Muchas veces se puede enseñar a ese niño que eso está mal, y lo aprenderá. En algunas ocasiones, no lo aceptará. Y usará la violencia para dos cosas: o bien para dirigir su frustración en el arte, en la pintura, en la ciencia creativa, o para el daño duro y directo. Tarea de los educadores es tratar de evitar que sea lo segundo. Pero insisto: no siempre es posible.

Tenemos dos opciones: crear una especie nueva que pierda la fuerza que motiva el progreso de la humanidad, o bien continuar con el ser humano, aceptar las consecuencias, y tratar de crear al mejor ser humano que puede existir, dada su condición y sus instintos. En ambos casos ganamos cosas, y perdemos cosas. Pero ¿no es esa la base de la vida? Cada decisión que tomamos divide las posibilidades entre dos. Este caso, sin duda, no iba a ser distinto.
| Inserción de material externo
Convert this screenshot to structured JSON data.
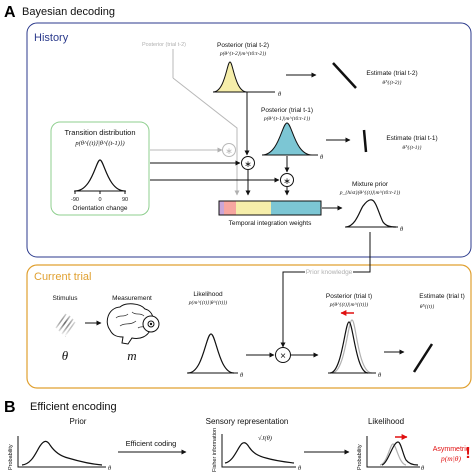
{
  "panel_a": {
    "letter": "A",
    "title": "Bayesian decoding",
    "history": {
      "title": "History",
      "posterior_t2_gray": "Posterior (trial t-2)",
      "posterior_t2": {
        "label": "Posterior (trial t-2)",
        "formula": "p(θ^{t-2}|m^{t0:t-2})",
        "axis": "θ"
      },
      "posterior_t1": {
        "label": "Posterior (trial t-1)",
        "formula": "p(θ^{t-1}|m^{t0:t-1})",
        "axis": "θ"
      },
      "estimate_t2": {
        "label": "Estimate (trial t-2)",
        "symbol": "θ̂^{(t-2)}"
      },
      "estimate_t1": {
        "label": "Estimate (trial t-1)",
        "symbol": "θ̂^{(t-1)}"
      },
      "transition": {
        "title": "Transition distribution",
        "formula": "p(θ^{(t)}|θ^{(t-1)})",
        "tick_left": "-90",
        "tick_mid": "0",
        "tick_right": "90",
        "xlabel": "Orientation change"
      },
      "mixture": {
        "label": "Mixture prior",
        "formula": "p_{hist}(θ^{(t)}|m^{t0:t-1})",
        "axis": "θ"
      },
      "weights_label": "Temporal integration weights",
      "weights_colors": [
        "#c9a6d8",
        "#f7a6a0",
        "#f6eeaa",
        "#7cc6d4"
      ],
      "star": "∗"
    },
    "current": {
      "title": "Current trial",
      "prior_knowledge": "Prior knowledge",
      "stimulus": {
        "label": "Stimulus",
        "symbol": "θ"
      },
      "measurement": {
        "label": "Measurement",
        "symbol": "m"
      },
      "likelihood": {
        "label": "Likelihood",
        "formula": "p(m^{(t)}|θ^{(t)})",
        "axis": "θ"
      },
      "times": "×",
      "posterior_t": {
        "label": "Posterior (trial t)",
        "formula": "p(θ^{(t)}|m^{(t)})",
        "axis": "θ"
      },
      "estimate_t": {
        "label": "Estimate (trial t)",
        "symbol": "θ̂^{(t)}"
      }
    },
    "colors": {
      "history_border": "#2b3a8c",
      "current_border": "#e0a030",
      "current_title": "#e0a030",
      "transition_border": "#8fcf8f",
      "posterior_t2_fill": "#f6eeaa",
      "posterior_t1_fill": "#7cc6d4",
      "arrow_red": "#e01010",
      "gray": "#b0b0b0"
    }
  },
  "panel_b": {
    "letter": "B",
    "title": "Efficient encoding",
    "prior": {
      "label": "Prior",
      "ylabel": "Probability",
      "axis": "θ"
    },
    "coding": "Efficient coding",
    "sensory": {
      "label": "Sensory representation",
      "ylabel": "Fisher information",
      "curve": "√J(θ)",
      "axis": "θ"
    },
    "likelihood": {
      "label": "Likelihood",
      "ylabel": "Probability",
      "axis": "θ"
    },
    "asymmetric": {
      "line1": "Asymmetric",
      "line2": "p(m|θ)",
      "mark": "!"
    }
  }
}
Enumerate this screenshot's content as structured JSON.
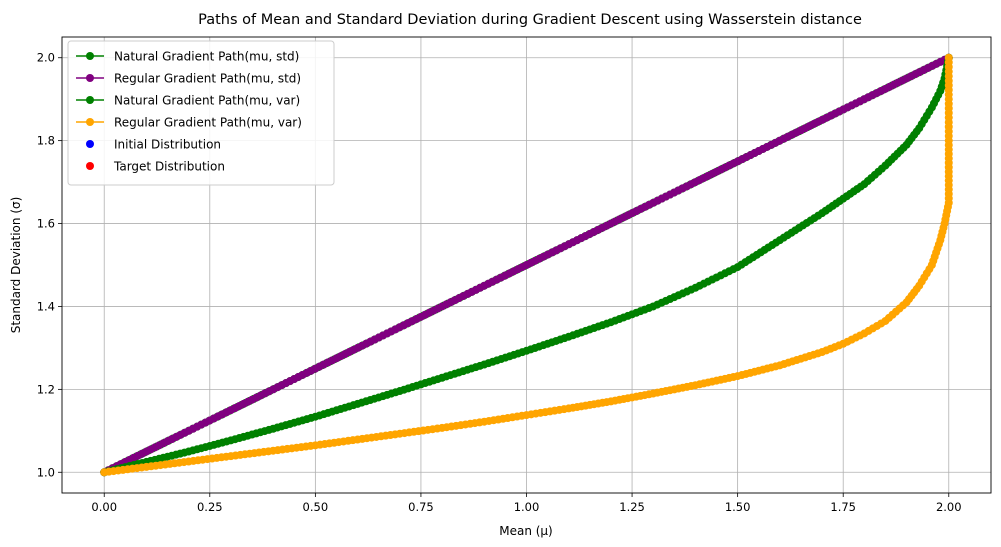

Yo, por mi parte, puedo decir que han sido los conflictos, los problemas sociales, y las frustraciones, las que me animaron a volcar mis experiencias en los libros que he escrito, y ellos han sido la mejor terapia que podía darme a mí mismo, aparte, como he comentado, de las artes marciales, que fueron mi salvación de joven. Y no soy un caso especial, ni mucho menos. La mayoría de seres humanos sufren, sufrimos, trastornos de conducta en algún momento, dolor, sufrimiento, ira, rabia, y necesitamos redirigir todo ese manantial de fuerza negativa hacia algún lado. Es importante que la sociedad enseñe que esos sentimientos existen, están ahí, no se oculten, y se aprenda a gestionarlos y a tratarlos. O tendremos generaciones de seres que han crecido viviendo en un mundo de fantasía, que se topa de bruces con la realidad, creando un problema mucho mayor. Generaciones de niños que crecen con los ojos cerrados a la naturaleza humana. ¿De verdad creen algunos que eso es lo correcto? Eso solo producirá más problemas. Lo vemos todos los días.

No enseñemos a ocultar el odio, la ira, la rabia. Enseñemos que existen, y enseñemos cómo tratar esos sentimientos. Y tendremos seres humanos más completos, más capaces, más aptos. Esa es mi receta. No soy médico. Ni psicólogo. Pero sí un caso más. Y es mi diagnóstico. A mí me ha funcionado. Y creo que puede funcionar en otros.